Le Maroc a connu son printemps arabe avec le mouvement du 20 février qui rassemblait, entre autres, la majorité des artistes, intellectuels et écrivains. Les objectifs de ce mouvement n’ont souvent pas été atteints et les tenants du 20 février sont parfois, aujourd’hui, inquiétés.

Ce mouvement que j’ai soutenu au départ et qui a joué un rôle très important dans les réformes annoncées par le Roi, s’est d’abord affaibli sous ses propres contradictions. Il s’est fait instrumentaliser par les mouvements religieux. Et les grands vainqueurs de tout cela furent les islamistes très bien organisés comme ailleurs dans le monde arabe. Les printemps arabes furent d’abord des printemps pour les islamistes.
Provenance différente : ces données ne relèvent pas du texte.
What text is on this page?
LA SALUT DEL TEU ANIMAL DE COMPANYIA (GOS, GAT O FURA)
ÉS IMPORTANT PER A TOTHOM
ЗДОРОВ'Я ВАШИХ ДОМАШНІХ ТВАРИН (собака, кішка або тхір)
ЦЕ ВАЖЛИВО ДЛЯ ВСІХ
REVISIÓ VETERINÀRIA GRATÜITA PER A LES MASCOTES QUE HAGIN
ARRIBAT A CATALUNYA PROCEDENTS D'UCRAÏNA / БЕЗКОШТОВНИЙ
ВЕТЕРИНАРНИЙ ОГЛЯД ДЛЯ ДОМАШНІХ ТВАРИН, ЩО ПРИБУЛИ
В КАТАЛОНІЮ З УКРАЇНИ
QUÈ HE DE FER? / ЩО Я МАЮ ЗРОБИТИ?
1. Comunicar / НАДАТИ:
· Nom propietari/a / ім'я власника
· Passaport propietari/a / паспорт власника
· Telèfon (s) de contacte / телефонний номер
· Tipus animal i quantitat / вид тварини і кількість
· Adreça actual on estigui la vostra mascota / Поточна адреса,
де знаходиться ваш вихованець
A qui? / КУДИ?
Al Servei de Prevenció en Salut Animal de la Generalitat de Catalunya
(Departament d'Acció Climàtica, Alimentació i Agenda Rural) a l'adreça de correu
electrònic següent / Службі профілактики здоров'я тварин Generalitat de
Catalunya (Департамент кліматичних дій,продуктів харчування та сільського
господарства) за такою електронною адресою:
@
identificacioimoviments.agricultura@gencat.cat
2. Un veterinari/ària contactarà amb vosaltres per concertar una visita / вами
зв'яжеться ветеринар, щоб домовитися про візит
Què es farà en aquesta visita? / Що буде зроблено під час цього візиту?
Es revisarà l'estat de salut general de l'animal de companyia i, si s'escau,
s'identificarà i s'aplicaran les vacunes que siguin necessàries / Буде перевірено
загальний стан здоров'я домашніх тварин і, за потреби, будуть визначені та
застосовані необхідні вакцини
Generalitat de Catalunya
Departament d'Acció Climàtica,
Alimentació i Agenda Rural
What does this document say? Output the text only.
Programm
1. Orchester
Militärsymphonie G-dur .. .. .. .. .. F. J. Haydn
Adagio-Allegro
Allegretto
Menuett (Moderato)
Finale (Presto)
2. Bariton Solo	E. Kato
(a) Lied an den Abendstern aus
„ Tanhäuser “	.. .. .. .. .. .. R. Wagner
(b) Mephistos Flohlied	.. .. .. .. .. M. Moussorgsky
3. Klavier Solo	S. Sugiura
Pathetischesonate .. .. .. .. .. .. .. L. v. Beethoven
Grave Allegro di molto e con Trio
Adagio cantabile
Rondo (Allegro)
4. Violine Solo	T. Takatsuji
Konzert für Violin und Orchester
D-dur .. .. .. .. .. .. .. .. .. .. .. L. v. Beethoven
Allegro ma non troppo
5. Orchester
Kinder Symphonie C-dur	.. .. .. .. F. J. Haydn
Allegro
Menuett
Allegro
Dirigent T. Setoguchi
Il y a cependant aujourd’hui une plus grande liberté de pensée. De grands intellectuels peuvent fustiger le pouvoir royal sans être inquiétés. Il y a des lignes rouges, c’est vrai (NdlR : critiquer le Roi, parler du Sud saharien, parler de l’islam), mais il y a moyen de composer intelligemment avec elles en gardant l’idée de "respect".

Ce qui est a apparu aussi, c’est que la société marocaine, celle des banlieues des villes, reste fondamentalement traditionaliste. C’est dû à notre enseignement qui a toujours véhiculé une culture de la soumission.

C’est dû aux télévisions, soit inintéressantes, soit travaillées par les chaînes islamistes du Golfe. La communauté marocaine traditionnelle n’est cependant pas intégriste. Et il faut veiller à ce qu’elle ne le devienne pas. La forêt qui pousse le mieux au Maroc, ce sont les antennes paraboliques sur les toits. Or, cette télévision cultive la bêtise auprès de masses encore souvent analphabètes. Il faut donc que tous, à commencer par l’Etat et le Roi, se donnent les moyens pour que la tradition ne signifie pas la fermeture. L’enjeu, aujourd’hui, est la survie et le maintien de ce monde associatif et culturel menacé par les extrémistes islamistes.

Dans ce contexte, quelle est l’importance de Daba Maroc ?

Montrer qu’il y a au Maroc des formes d’art rebelles, citoyennes, non soumises. Faire le lien avec la Belgique dans cette francophonie non française, unie par la langue. Montrer cela aussi à la diaspora marocaine en Belgique dont une partie est travaillée par le fondamentalisme qui cherche à convertir ces Marocains au chiisme ou au salafisme grâce à des financements saoudiens ou du Qatar, pour, par ricochet, rebondir au Maroc et affaiblir le malakisme (l’islam marocain). On montrera aussi, comme le dit Fabienne Verstraeten, la vitalité énorme et neuve du secteur culturel marocain en Belgique - et je veillerai à ce que cette vitalité puisse venir aussi se montrer au Maroc.